A scanning electron micrograph image of red blood cells. CDC/Janice Haney Carr
These so-called erythropoietin drugs are among the very first fruits of the biotech revolution, the manufacture of naturally occurring biologic substances to treat disease. The anti-anemia drugs, which potently stimulate the body's production of oxygen-carrying red blood cells, built Amgen and launched Johnson & Johnson into the biotech biz.
Doctors often prescribe erythropoietin drugs to treat anemia in patients with chronic kidney disease. They're also used in patients on cancer chemotherapy, which can cause anemia.
The FDA will convene an expert advisory panel sometime this year in an effort to figure out just what it is about these landmark biotech agents that can be harmful. The announcement comes in an article posted online by the New England Journal of Medicine.
Randomized trials involving nearly 7,000 patients have documented increased cardiovascular risk among patients on these red blood cell-boosters.

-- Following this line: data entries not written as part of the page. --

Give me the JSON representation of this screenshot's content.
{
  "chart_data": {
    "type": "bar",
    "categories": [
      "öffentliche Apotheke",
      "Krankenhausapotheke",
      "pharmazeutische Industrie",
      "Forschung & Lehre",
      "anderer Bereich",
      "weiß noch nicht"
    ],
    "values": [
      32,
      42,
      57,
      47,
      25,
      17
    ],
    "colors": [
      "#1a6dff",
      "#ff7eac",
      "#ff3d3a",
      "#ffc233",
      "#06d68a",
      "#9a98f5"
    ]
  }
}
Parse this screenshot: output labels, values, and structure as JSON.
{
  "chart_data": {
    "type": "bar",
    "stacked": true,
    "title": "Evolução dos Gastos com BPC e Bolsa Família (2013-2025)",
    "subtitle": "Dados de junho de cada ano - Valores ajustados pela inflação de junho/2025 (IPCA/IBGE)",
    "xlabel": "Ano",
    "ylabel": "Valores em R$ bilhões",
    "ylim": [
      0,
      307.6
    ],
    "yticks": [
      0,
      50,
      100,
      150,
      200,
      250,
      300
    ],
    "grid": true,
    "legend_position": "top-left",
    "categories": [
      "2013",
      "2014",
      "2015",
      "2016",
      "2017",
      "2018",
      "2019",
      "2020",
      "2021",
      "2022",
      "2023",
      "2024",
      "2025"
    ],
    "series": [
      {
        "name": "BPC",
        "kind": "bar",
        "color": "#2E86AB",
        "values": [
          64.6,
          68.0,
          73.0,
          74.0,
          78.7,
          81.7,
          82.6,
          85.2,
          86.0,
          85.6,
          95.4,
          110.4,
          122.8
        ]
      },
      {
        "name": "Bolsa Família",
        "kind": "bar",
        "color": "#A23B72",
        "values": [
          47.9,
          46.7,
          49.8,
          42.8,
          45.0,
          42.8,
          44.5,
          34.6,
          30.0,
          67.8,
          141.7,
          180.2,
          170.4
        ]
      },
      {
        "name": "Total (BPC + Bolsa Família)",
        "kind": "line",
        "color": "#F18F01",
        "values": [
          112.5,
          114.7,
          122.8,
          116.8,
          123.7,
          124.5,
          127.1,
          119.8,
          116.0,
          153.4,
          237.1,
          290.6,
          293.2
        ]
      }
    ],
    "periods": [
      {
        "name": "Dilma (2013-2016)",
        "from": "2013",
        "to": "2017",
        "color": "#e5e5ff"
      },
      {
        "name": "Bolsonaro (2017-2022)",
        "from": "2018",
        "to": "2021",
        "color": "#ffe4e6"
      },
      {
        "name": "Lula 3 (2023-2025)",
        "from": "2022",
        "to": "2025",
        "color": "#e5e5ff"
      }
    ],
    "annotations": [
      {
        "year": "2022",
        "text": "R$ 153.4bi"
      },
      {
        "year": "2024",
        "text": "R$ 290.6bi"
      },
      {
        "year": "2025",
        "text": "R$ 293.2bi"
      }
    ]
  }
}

But the cause has been elusive.
FDA officials say it could stem from too-aggressive doses of the drugs — in an attempt to get patients' red cell counts to normal levels. Or it could be due to a too-rapid rise in red cell counts; fluctuations in red cell levels — or some other mechanism entirely.
The FDA says the risk of cardiovascular harm — a 33 percent greater chance of fatal and nonfatal heart attacks, and a nearly 200 percent increased risk of stroke — does not seem to be offset by meaningful benefits, such as greater energy.
"The overall quality-of-life effects were small and inconsistent," the FDA officials write, adding that available evidence does not "rule out the possibility... that modest increases in the hemoglobin level should be beneficial."
The problem is, optimal hemoglobin target levels have never been established, nor the safest way to get to the target. That's the task of the upcoming review.